En ville, la modification des comportements en question.
Au-delà de l'exercice d'équilibrisme à mi-année, la note ramassée du comité d'alerte (quatre pages) a le mérite d'aller à l'essentiel. Après avoir rappelé que le succès de la réforme Douste « suppose une modification des comportements », le comité dissèque les soins de ville dont il constate la « croissance modérée ». Une bonne surprise qui se confirme mois après mois. De fait, après une tendance « proche de 6 % en volume, sur la période 1997-2003 », la courbe s'est stabilisée à des niveaux très raisonnables (autour de 3 %). Deux postes expliquent cette inflexion. Les indemnités journalières (IJ) d'abord qui, après avoir bondi sur la période 1997-2003 (+ 8 % par an), régressent désormais (- 0,5 % en 2004, - 3,8 % en glissement annuel depuis janvier 2005). L'avis y voit « principalement » l'effet du renforcement des contrôles de la Cnam.
Deuxième poste prometteur : les médicaments dont le comité précise que « le rythme d'augmentation en valeur est passé d'environ 8 % l'an entre 1997 et 2003 à 6,5 % en moyenne annuelle 2004 et moins de 4 % en glissement annuel sur les quatre premiers mois de 2005 ». Mais même si certains signaux sont passés au vert, la réalisation de l'objectif « soins de ville » pour 2005 reste incertaine. Elle dépendra du maintien de cette tendance modérée qui, selon le comité, peut s'expliquer par certains « effets psychologiques de la réforme », observés à chaque plan de sauvetage . Sur les IJ par exemple, « un retournement à la hausse est prévisible à terme plus ou moins rapproché ».

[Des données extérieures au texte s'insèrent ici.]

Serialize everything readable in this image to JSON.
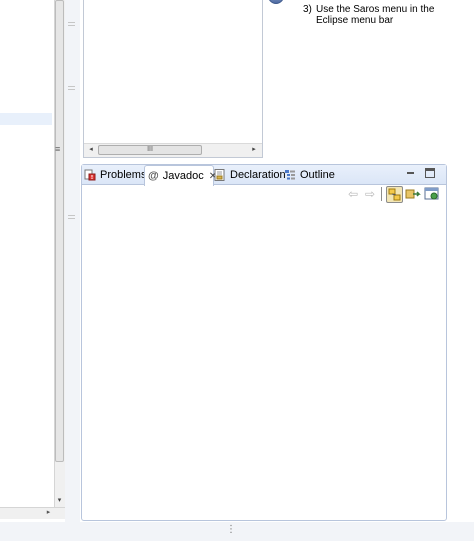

D'autre part, l'impact des mesures nouvelles (en application de la réforme et de la convention) pourrait être en décalage avec les prévisions (rendement du forfait de un euro, économies du plan médicament). Quant au fameux deal conventionnel (revalorisations d'honoraires contre engagements de maîtrise médicalisée à hauteur de 998 millions d'euros en 2005), il inspire au comité d'alerte une phrase en forme de mise en garde. « Par nature, les coûts sont plus assurés que les économies (...). » Le Syndicat des médecins libéraux (SML) plaide à cet égard pour la mise en place « rapide » des outils de la convention, en particulier pour la bonne gestion des ALD.
Marge d'erreur.
S'il épargne la médecine de ville, le comité d'alerte identifie « plusieurs éléments de dépassement » sur les hôpitaux. « Surcoût » de la revalorisation des salaires des fonctionnaires, « perturbations » résultant de la première étape de mise en place de la tarification à l'activité (T2A) dans les établissements mais surtout révision à la hausse des dépenses réelles 2004 (du coup l'objectif 2005 calculé sur des bases dépassées est plus difficile à respecter) : autant de facteurs qui annoncent des « tensions » sur les budgets .
En définitive, ce premier avis du comité d'alerte montre certaines limites de l'exercice. Interrogé par « le Quotidien », François Monier confie que « les choses restent ouvertes car, à cette période de mai-juin, on peut se tromper de plusieurs dixièmes... ». La commission des comptes de la Sécu, dont le rapport sera présenté mardi prochain, donnera un éclairage plus complet. Outre les dépenses, elle examinera les recettes (et notamment les entrées de cotisations), que le nouveau gouvernement espère stimuler grâce à une mobilisation générale contre le chômage.
(1) Objectif national de dépenses d'assurance-maladie fixé à 3,2 % pour 2005.